O tenente, que não teve o nome divulgado pelas autoridades, estava em um veículo particular quando foi abordado por dois homens em uma motocicleta. Os criminosos efetuaram um disparo que atingiu a cabeça do oficial, que é irmão de Eloá Pimentel, vítima de um sequestro seguido de morte em 2008 que chocou o país. O caso ocorreu em um cruzamento movimentado da cidade, e testemunhas relataram que os atiradores fugiram em alta velocidade após o ataque.
Resgate e investigação
O oficial foi socorrido por equipes do Samu (Serviço de Atendimento Móvel de Urgência) e, devido à gravidade do ferimento, foi transportado de helicóptero para o Hospital São Paulo, em São Caetano do Sul. A unidade de saúde informou que o paciente passou por cirurgia e segue internado na Unidade de Terapia Intensiva (UTI), com quadro estável, mas ainda em risco. A Polícia Militar e a Polícia Civil trabalham em conjunto para identificar e prender os suspeitos, que podem ter ligação com facções criminosas que atuam na região.

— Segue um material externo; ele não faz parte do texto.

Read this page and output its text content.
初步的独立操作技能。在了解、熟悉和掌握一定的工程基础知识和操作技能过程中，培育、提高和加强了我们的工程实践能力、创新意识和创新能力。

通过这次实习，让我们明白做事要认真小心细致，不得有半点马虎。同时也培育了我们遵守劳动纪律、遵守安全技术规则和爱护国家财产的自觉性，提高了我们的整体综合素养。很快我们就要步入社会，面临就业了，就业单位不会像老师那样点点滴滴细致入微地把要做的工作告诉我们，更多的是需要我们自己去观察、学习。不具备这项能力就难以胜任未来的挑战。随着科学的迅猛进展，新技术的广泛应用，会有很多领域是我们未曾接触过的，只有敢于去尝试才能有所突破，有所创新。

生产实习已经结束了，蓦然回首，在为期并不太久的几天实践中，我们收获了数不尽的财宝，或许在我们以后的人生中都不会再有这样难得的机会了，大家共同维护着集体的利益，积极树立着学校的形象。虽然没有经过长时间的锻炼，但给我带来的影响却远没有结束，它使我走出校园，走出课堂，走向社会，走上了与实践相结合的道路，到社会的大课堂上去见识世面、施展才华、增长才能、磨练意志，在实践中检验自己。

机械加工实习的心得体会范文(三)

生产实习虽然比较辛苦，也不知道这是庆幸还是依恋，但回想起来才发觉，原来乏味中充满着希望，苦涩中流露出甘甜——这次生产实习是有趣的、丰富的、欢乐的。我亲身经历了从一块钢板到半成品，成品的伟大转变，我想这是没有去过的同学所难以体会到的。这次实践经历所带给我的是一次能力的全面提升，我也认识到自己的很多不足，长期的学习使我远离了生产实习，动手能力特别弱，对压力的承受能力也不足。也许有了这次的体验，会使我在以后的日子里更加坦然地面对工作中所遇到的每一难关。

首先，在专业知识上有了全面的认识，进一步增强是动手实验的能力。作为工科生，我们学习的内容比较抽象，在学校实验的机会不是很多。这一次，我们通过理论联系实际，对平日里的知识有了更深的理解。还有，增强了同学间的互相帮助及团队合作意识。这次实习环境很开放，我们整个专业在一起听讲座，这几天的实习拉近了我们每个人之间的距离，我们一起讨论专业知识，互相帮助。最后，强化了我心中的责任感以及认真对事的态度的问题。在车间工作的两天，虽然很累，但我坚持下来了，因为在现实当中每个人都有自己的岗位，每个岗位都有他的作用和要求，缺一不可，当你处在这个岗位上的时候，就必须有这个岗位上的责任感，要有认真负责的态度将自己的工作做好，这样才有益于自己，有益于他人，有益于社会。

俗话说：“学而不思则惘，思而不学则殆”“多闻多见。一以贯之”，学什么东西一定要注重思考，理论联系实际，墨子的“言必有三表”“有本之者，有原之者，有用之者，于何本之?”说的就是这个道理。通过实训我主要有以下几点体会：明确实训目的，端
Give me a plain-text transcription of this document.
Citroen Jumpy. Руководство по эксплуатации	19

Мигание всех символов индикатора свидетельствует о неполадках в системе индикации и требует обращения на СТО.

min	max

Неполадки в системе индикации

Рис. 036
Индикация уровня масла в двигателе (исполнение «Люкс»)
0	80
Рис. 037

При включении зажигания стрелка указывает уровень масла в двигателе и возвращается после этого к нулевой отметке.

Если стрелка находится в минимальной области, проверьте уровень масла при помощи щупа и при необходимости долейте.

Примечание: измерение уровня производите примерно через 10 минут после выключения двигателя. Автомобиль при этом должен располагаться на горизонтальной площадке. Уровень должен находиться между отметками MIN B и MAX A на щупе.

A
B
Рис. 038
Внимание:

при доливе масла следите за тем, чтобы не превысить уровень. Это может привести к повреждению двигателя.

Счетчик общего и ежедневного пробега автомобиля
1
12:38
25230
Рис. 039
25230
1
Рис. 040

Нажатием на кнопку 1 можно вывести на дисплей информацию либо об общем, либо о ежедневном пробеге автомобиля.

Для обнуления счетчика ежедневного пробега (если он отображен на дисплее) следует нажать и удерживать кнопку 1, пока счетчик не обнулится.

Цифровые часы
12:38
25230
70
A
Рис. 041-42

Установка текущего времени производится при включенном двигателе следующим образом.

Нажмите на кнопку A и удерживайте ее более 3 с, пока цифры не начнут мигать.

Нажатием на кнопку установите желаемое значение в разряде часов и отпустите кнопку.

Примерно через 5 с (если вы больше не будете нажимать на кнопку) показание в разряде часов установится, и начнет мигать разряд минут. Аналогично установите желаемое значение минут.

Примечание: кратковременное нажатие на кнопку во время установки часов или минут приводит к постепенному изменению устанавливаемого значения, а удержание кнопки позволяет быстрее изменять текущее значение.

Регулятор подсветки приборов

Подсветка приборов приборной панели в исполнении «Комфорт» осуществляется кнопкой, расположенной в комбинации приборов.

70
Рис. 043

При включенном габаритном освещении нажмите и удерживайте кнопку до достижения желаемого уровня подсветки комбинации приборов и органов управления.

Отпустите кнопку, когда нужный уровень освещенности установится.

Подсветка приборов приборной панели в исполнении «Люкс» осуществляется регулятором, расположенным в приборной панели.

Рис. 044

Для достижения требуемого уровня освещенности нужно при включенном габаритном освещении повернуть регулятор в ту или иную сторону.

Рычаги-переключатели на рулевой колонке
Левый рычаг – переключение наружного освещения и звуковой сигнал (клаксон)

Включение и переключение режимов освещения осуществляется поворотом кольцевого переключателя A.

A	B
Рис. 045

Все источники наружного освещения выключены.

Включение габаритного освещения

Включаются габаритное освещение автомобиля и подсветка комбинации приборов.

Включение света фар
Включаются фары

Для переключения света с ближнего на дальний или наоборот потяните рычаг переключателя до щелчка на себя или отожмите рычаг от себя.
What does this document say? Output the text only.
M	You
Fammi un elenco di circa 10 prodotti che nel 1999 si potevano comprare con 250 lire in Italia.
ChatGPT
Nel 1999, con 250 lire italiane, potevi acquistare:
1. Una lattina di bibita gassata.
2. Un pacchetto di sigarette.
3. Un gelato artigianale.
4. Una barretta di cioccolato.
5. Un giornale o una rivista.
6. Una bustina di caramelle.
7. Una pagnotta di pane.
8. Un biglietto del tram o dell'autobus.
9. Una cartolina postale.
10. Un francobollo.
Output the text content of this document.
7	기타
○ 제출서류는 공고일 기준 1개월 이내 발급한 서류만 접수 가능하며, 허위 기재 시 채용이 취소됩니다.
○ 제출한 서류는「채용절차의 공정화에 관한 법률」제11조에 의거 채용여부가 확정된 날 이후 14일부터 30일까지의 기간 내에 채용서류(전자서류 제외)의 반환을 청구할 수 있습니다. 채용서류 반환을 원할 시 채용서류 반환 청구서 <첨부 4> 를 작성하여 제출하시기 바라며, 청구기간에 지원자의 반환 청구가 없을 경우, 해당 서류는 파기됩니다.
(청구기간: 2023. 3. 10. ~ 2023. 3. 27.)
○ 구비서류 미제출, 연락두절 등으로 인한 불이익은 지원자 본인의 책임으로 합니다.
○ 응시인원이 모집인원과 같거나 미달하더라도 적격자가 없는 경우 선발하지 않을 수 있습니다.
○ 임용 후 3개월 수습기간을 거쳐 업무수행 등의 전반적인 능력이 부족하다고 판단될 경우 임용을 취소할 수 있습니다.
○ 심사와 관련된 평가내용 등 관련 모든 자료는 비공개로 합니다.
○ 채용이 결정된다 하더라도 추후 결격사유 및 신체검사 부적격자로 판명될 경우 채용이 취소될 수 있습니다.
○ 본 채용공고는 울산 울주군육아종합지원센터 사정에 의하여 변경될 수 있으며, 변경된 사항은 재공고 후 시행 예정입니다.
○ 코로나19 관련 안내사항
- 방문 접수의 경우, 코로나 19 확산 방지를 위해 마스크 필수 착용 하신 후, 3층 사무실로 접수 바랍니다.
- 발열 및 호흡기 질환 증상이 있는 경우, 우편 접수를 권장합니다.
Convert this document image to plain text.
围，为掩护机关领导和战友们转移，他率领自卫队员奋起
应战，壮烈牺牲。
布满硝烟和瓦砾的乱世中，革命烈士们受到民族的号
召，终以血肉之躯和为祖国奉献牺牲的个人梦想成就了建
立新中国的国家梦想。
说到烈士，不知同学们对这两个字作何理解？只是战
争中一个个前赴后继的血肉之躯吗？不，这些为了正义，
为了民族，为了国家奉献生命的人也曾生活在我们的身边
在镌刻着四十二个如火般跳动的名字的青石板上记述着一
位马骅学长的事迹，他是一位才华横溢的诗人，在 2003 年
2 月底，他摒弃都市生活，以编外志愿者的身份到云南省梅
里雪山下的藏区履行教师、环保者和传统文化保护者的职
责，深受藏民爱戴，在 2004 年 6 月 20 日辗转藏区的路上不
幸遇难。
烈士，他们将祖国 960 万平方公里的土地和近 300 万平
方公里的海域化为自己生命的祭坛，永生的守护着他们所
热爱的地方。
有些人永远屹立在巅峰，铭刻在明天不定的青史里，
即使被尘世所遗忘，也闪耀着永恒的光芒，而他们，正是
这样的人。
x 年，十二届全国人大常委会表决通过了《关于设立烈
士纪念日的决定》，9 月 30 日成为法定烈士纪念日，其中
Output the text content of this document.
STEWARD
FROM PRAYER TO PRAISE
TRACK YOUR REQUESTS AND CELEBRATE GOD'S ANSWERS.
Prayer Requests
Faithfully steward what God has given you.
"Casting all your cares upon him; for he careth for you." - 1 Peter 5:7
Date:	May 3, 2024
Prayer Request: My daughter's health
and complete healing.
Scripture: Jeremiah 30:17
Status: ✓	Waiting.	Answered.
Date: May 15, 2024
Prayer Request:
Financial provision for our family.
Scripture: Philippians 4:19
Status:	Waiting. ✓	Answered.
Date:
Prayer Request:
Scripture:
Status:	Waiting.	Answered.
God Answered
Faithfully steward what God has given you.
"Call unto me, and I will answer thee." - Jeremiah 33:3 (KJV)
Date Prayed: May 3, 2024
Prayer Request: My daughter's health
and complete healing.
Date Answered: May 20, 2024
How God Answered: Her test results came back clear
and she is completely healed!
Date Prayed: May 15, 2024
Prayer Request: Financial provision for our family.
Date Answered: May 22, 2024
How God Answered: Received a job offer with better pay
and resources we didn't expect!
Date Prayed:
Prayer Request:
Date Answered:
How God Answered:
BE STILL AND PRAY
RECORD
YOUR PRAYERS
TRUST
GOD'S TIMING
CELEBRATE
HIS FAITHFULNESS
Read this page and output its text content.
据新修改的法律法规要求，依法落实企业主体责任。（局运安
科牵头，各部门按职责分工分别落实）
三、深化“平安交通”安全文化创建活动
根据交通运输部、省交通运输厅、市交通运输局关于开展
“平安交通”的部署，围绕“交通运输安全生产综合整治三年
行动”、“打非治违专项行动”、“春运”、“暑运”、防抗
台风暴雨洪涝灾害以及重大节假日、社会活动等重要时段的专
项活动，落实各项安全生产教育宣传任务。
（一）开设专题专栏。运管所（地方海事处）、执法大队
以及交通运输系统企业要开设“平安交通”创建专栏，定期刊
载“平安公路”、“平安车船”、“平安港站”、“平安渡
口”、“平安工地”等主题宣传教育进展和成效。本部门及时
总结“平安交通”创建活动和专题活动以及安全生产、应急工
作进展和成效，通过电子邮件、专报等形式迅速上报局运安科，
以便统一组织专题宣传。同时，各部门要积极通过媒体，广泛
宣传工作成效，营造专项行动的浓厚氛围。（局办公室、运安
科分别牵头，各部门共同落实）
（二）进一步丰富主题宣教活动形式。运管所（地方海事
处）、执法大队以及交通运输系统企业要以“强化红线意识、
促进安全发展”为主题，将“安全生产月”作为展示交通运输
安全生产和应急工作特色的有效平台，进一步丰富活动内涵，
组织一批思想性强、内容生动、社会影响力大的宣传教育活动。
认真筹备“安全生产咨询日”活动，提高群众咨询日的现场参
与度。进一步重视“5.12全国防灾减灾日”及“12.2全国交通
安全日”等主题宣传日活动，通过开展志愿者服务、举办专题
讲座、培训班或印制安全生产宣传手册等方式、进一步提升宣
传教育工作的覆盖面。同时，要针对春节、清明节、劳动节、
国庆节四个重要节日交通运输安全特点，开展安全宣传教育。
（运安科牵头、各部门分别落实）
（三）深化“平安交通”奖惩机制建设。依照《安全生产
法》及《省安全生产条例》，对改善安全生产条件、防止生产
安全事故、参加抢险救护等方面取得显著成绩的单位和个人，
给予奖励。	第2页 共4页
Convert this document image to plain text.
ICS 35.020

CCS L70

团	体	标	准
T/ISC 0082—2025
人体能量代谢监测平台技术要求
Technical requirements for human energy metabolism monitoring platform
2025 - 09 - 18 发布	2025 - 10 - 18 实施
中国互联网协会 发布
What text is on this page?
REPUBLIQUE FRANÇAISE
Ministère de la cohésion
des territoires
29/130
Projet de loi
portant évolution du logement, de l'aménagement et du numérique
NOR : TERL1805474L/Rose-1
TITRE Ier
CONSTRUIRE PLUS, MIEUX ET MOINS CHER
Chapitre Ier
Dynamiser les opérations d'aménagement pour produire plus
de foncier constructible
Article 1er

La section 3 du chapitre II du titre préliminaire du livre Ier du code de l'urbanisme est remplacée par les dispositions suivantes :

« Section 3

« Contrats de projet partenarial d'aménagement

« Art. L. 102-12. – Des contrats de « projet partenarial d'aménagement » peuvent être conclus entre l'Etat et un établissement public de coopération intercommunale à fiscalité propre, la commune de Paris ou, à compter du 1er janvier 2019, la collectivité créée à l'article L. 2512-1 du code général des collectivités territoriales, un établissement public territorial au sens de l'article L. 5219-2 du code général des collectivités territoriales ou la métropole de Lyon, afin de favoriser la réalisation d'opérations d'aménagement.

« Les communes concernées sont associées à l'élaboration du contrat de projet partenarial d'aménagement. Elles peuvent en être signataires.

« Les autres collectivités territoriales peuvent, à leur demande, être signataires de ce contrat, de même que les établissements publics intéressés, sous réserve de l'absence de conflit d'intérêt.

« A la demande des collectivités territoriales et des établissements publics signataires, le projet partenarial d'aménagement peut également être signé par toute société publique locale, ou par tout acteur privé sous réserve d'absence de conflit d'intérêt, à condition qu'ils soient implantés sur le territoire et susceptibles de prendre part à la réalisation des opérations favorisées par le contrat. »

O atentado contra um integrante da Rota, considerada uma das forças de elite da PM paulista, acendeu um alerta no sistema de segurança pública do estado. A região do ABC paulista tem registrado aumento de confrontos entre policiais e criminosos, especialmente em áreas de fronteira com comunidades dominadas pelo tráfico. O caso também reacendeu a memória do sequestro de Eloá Pimentel, que foi mantida refém por cinco dias em 2008 e morta pelo ex-namorado, em um crime que teve ampla cobertura midiática e gerou comoção nacional.
Panorama político e social
O episódio ocorre em um momento de tensão no estado de São Paulo, onde o governo estadual tem enfrentado críticas pela escalada da violência e pela atuação das forças policiais. O ataque a um oficial da Rota pode ser interpretado como um desafio direto ao poder do Estado, especialmente em uma área metropolitana que concentra grande parte dos homicídios e roubos do estado. Lideranças políticas locais, como o prefeito de São Caetano do Sul, José Auricchio Júnior, manifestaram solidariedade à família do tenente e cobraram celeridade nas investigações.
O caso também levanta questões sobre a segurança de policiais fora de serviço, já que o tenente estava à paisana no momento do ataque. Especialistas em segurança pública apontam que a identificação de agentes por criminosos pode estar relacionada a vazamentos de informações ou a uma estratégia de intimidação por parte de facções. A Secretaria de Segurança Pública do estado informou que vai reforçar o policiamento na região e que as investigações estão em andamento para esclarecer a motivação do crime.